Speculative decoding does not trade off accuracy. You reject the speculated tokens if the original model does not accept them, kind of like branch prediction. All these providers and third parties benchmark each other's solutions, so if there is a drop in accuracy, someone will report it. Their sequence length is 8k.


I wonder if there is a token/watt metric. Afaiu cerebras uses plenty of power/cooling.


I found this on their product page, though just for peak power:

> At 16 RU, and peak sustained system power of 23kW, the CS-3 packs the performance of a room full of servers into a single unit the size of a dorm room mini-fridge.

It's pretty impressive looking hardware.

https://cerebras.ai/product-system/


Weighing 800kg (!). Like, what the heck.


So what is inference?


Inference just means using the model, rather than training it.

As far as I know Nvidia still has a monopoly on the training part.


Demo, API?



That's odd, attempting a prompt fails because auth isn't working.


I filled out a lengthy prompt in the demo. submitted it. an auth window pops up. I don't want to login. I want the demo. such a repulsive approach.


chill with the emotionally charged words. their hardware, their rules. if this upsets you you will not have a good time on the modern internet.


You're not wrong, but how it is currently implemented is pretty deceptive. I would have appreciated knowing the login prompt before interacting with the page.
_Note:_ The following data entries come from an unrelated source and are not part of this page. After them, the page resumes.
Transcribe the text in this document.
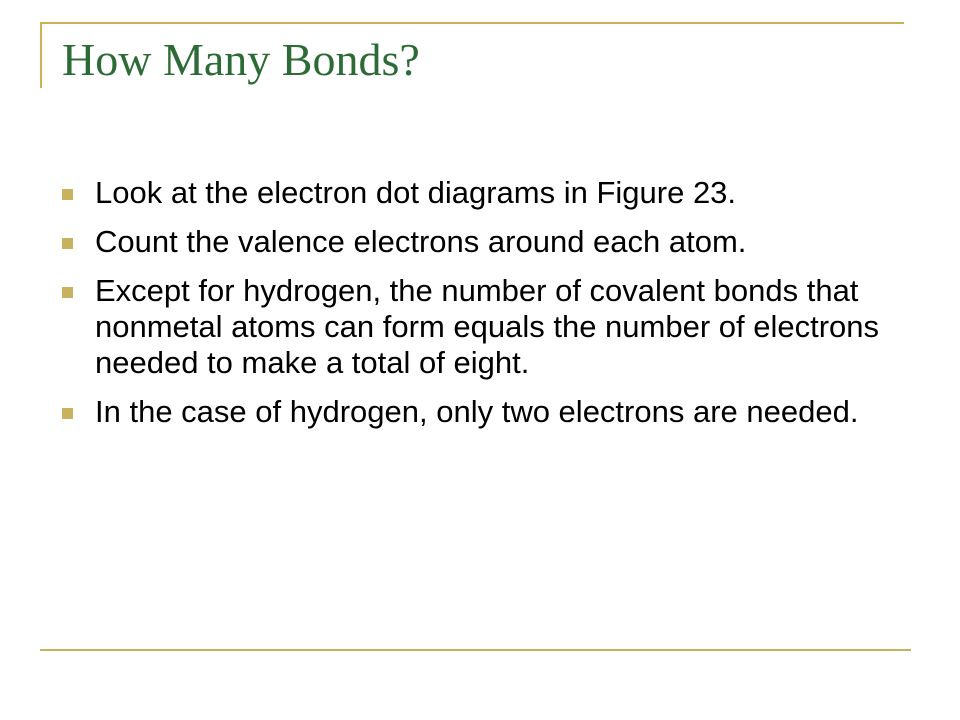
How Many Bonds?
Look at the electron dot diagrams in Figure 23.
Count the valence electrons around each atom.
Except for hydrogen, the number of covalent bonds that nonmetal atoms can form equals the number of electrons needed to make a total of eight.
In the case of hydrogen, only two electrons are needed.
I am curious how many bounces they have because of this one dark pattern.


Could someone please bring Microsoft's Bitnet into the discussion and explain how its performance relates to this announcement, if at all?
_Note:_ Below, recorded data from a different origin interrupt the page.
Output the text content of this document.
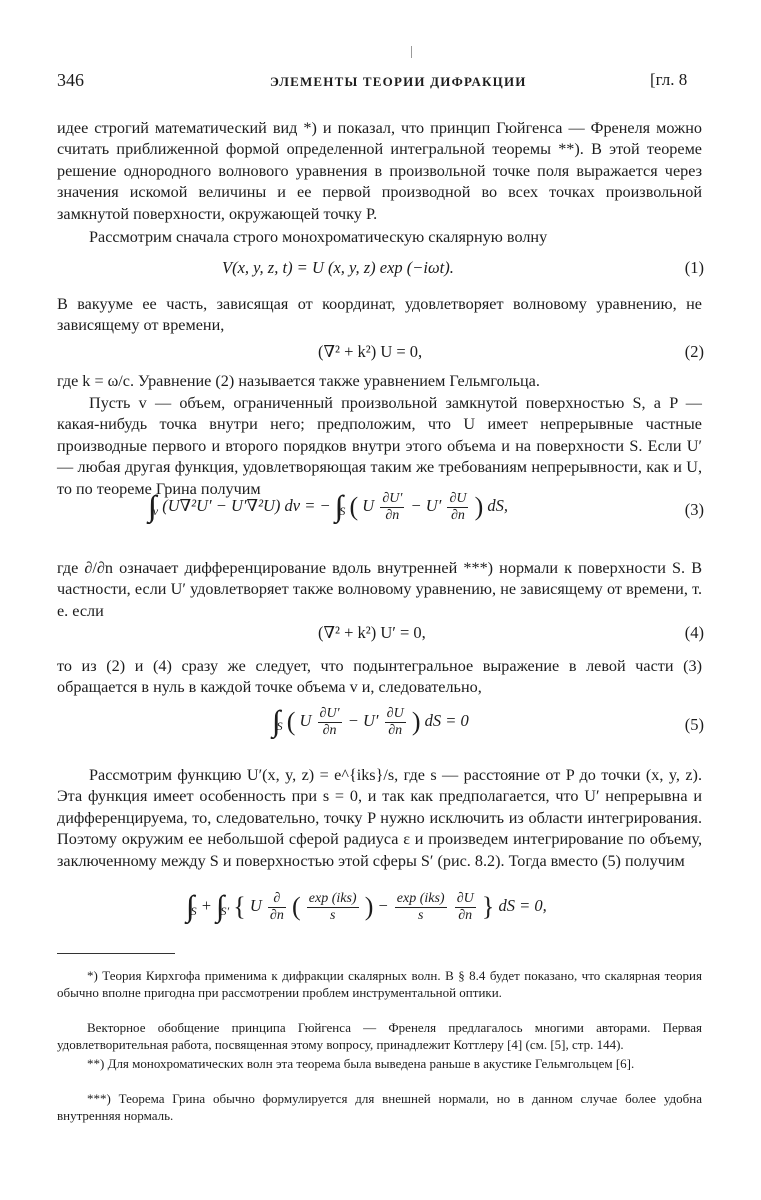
346	ЭЛЕМЕНТЫ ТЕОРИИ ДИФРАКЦИИ	[гл. 8

идее строгий математический вид *) и показал, что принцип Гюйгенса — Френеля можно считать приближенной формой определенной интегральной теоремы **). В этой теореме решение однородного волнового уравнения в произвольной точке поля выражается через значения искомой величины и ее первой производной во всех точках произвольной замкнутой поверхности, окружающей точку P.

Рассмотрим сначала строго монохроматическую скалярную волну

V(x, y, z, t) = U (x, y, z) exp (−iωt).	(1)

В вакууме ее часть, зависящая от координат, удовлетворяет волновому уравнению, не зависящему от времени,

(∇² + k²) U = 0,	(2)

где k = ω/c. Уравнение (2) называется также уравнением Гельмгольца.

Пусть v — объем, ограниченный произвольной замкнутой поверхностью S, а P — какая-нибудь точка внутри него; предположим, что U имеет непрерывные частные производные первого и второго порядков внутри этого объема и на поверхности S. Если U′ — любая другая функция, удовлетворяющая таким же требованиям непрерывности, как и U, то по теореме Грина получим

∫∫∫ $_v$ (U∇²U′ − U′∇²U) dv = − ∫∫ $_S$ ( U $\frac{\partial U'}{\partial n} - U' \frac{\partial U}{\partial n}$ ) dS,	(3)

где ∂/∂n означает дифференцирование вдоль внутренней ***) нормали к поверхности S. В частности, если U′ удовлетворяет также волновому уравнению, не зависящему от времени, т. е. если

(∇² + k²) U′ = 0,	(4)

то из (2) и (4) сразу же следует, что подынтегральное выражение в левой части (3) обращается в нуль в каждой точке объема v и, следовательно,

∫∫ $_S$ ( U $\frac{\partial U'}{\partial n} - U' \frac{\partial U}{\partial n}$ ) dS = 0	(5)

Рассмотрим функцию U′(x, y, z) = e^{iks}/s, где s — расстояние от P до точки (x, y, z). Эта функция имеет особенность при s = 0, и так как предполагается, что U′ непрерывна и дифференцируема, то, следовательно, точку P нужно исключить из области интегрирования. Поэтому окружим ее небольшой сферой радиуса ε и произведем интегрирование по объему, заключенному между S и поверхностью этой сферы S′ (рис. 8.2). Тогда вместо (5) получим

∫∫ $_S$ + ∫∫ $_{S'}$ { U $\frac{\partial}{\partial n}$ ( $\frac{\text{exp (iks)}}{s}$ ) − $\frac{\text{exp (iks)}}{s}$
$\frac{\partial U}{\partial n}$ } dS = 0,

*) Теория Кирхгофа применима к дифракции скалярных волн. В § 8.4 будет показано, что скалярная теория обычно вполне пригодна при рассмотрении проблем инструментальной оптики.

Векторное обобщение принципа Гюйгенса — Френеля предлагалось многими авторами. Первая удовлетворительная работа, посвященная этому вопросу, принадлежит Коттлеру [4] (см. [5], стр. 144).

**) Для монохроматических волн эта теорема была выведена раньше в акустике Гельмгольцем [6].

***) Теорема Грина обычно формулируется для внешней нормали, но в данном случае более удобна внутренняя нормаль.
https://github.com/microsoft/BitNet

"bitnet.cpp achieves speedups of 1.37x to 5.07x on ARM CPUs, with larger models experiencing greater performance gains. Additionally, it reduces energy consumption by 55.4% to 70.0%, further boosting overall efficiency. On x86 CPUs, speedups range from 2.37x to 6.17x with energy reductions between 71.9% to 82.2%. Furthermore, bitnet.cpp can run a 100B BitNet b1.58 model on a single CPU, achieving speeds comparable to human reading (5-7 tokens per second), significantly enhancing the potential for running LLMs on local devices. "


It is an inference engine for 1bit LLMs, not really comparable.


The novelty of the inexplicable bitnet obsession has worn off I think.


IDK, they remind me of Sigma-Delta ADCs [0], which are single bit ADCs but used in high resolution scenarios.

I believe we'll get to hear more interesting things about Bitnet in the future.

[0] https://en.wikipedia.org/wiki/Delta-sigma_modulation


We have yet to see a large model trained using it, haven't we?


Bitnet models are just another piece in the ocean of techniques where there may possibly be alpha at large parameter counts... but no one will know until a massive investment is made, and that investment hasn't happened because the people with resources have much surer things to invest in.

There's this insufferable crowd of people who just keep going on and on about it like it's some magic bullet that will let them run 405B on their home PC but if it was so simple it's not like the 5 or so companies in the world putting out frontier models need little Timmy 3090 to tell them about the technique: we don't need it shoehorned into every single release.